Iron Horse Tavern is one restaurant benefitting from street closures. 

The Midtown location will be adding tables along 15th Street, which will be available to guests all day, everyday. Tables near the front entrance of the Folsom location are set to be added as well, and will be blocked off by crowd control stanchions.

Misters have also come up a lot when discussing seating in the summer months, but this is surprisingly not something in which all restaurants are interested. This is according to Jennifer Pappas, co-owner of Papapavlos in Stockton, whose restaurant has successfully beaten the heat in previous years.

"The thing about the Stockton weather is that when it's really hot, even the misters don't particularly help so much because they start to come down on the food," Pappas said.

Luckily, Stockton and Sacramento are blessed with the Delta Breeze, which can take temperatures from 100 degrees one day to 70 degrees the next (in every single interview with Stockton officials/restauranteurs, the Delta Breeze was singled out for its phenomenal cooling capabilities).

Even on days reaching the triple digits, diners can expect comfort on the most arid afternoons.

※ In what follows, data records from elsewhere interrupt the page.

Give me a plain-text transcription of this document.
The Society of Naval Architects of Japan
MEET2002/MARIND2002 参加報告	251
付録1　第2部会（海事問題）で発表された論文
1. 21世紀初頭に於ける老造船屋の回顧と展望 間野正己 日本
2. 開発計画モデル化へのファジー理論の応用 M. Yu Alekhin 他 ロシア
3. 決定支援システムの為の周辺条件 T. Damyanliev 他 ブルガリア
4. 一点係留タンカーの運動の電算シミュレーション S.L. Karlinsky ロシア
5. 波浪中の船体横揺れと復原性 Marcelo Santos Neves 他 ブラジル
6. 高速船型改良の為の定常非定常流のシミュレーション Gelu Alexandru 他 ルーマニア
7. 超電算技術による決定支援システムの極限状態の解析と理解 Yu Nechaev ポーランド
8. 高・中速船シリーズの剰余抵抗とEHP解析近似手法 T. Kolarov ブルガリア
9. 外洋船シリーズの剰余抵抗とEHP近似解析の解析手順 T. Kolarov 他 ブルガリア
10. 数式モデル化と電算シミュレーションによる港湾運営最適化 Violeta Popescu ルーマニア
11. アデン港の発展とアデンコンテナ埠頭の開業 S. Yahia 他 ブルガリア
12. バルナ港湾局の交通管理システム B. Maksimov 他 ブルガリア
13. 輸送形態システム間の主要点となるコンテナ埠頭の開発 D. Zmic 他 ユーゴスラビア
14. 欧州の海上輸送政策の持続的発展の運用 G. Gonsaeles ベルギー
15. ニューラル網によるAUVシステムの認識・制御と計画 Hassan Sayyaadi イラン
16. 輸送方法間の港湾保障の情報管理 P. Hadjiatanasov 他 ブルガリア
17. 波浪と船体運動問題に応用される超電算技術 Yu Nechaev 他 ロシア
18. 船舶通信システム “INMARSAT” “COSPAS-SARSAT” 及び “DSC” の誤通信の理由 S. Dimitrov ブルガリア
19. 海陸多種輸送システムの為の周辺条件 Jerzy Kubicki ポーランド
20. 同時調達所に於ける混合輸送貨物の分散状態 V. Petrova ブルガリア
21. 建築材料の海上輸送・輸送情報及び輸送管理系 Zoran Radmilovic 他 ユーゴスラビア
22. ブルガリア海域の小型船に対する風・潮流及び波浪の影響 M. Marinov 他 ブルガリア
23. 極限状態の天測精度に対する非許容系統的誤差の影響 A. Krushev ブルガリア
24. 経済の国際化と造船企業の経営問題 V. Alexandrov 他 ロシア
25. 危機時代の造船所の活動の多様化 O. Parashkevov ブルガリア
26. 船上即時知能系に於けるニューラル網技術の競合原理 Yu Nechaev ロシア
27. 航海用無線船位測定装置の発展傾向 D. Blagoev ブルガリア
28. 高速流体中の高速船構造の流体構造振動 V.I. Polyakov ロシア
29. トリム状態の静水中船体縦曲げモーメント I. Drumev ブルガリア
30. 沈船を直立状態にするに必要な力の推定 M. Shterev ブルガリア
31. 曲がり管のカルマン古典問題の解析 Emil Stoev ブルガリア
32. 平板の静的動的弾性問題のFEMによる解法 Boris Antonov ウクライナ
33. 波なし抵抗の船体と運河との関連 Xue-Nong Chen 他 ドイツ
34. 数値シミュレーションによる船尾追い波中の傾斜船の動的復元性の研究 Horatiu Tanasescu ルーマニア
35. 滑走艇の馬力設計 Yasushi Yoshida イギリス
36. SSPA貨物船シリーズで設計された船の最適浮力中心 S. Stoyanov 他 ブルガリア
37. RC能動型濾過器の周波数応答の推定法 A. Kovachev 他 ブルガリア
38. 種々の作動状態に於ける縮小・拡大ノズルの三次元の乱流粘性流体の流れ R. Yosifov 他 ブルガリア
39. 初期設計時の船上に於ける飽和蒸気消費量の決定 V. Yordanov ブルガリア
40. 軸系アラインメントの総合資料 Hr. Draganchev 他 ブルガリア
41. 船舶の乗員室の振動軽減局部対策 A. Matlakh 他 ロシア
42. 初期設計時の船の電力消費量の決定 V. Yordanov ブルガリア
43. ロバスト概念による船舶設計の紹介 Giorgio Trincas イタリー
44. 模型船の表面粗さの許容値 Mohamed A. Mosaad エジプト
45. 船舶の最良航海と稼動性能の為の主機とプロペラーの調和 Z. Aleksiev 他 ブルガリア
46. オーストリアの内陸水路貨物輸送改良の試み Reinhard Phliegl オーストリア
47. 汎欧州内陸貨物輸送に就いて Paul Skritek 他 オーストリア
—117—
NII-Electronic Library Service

"Patio seating during lunch has been very popular as well as during dinner when the weather is below 90 degrees," Wong said. "I have noticed that guests are much more willing to sit outside on our patio when it’s hot than wait an hour for a table inside the dining room."

Credit: Jennifer Pappas
Additional seating at the fountain outside of Papapavlos in Stockton.

There's a delicate balance between ensuring the highest food quality and making guests comfortable. 

Papapavlos is in the process of expanding its already existing patio seating. They have begun to offer seating around their quaint fountain area.

"It almost gives you like that European feel," Pappas said.

This "European feel" seems to be the overwhelming vibe for summer.

"We're going to wanna slowly ease into this because we don't want it to go away," Huber said. "That's the one thing is that we would like to keep–these little sections, like a European-style, outdoor café-style."

I don't know about you, but that makes me even more excited for summer. 

"To a degree, when you look at the rest of the world, this is how they've been dining every day," Bjork said. "When you go to many other countries, most of the dining takes place outdoors...You see them in courtyards or you see them in alleys and you see them in many of these shared spaces. So...we're almost going back and embracing much of what our roots were when probably some of our early establishments even first opened here decades, if not over a century ago."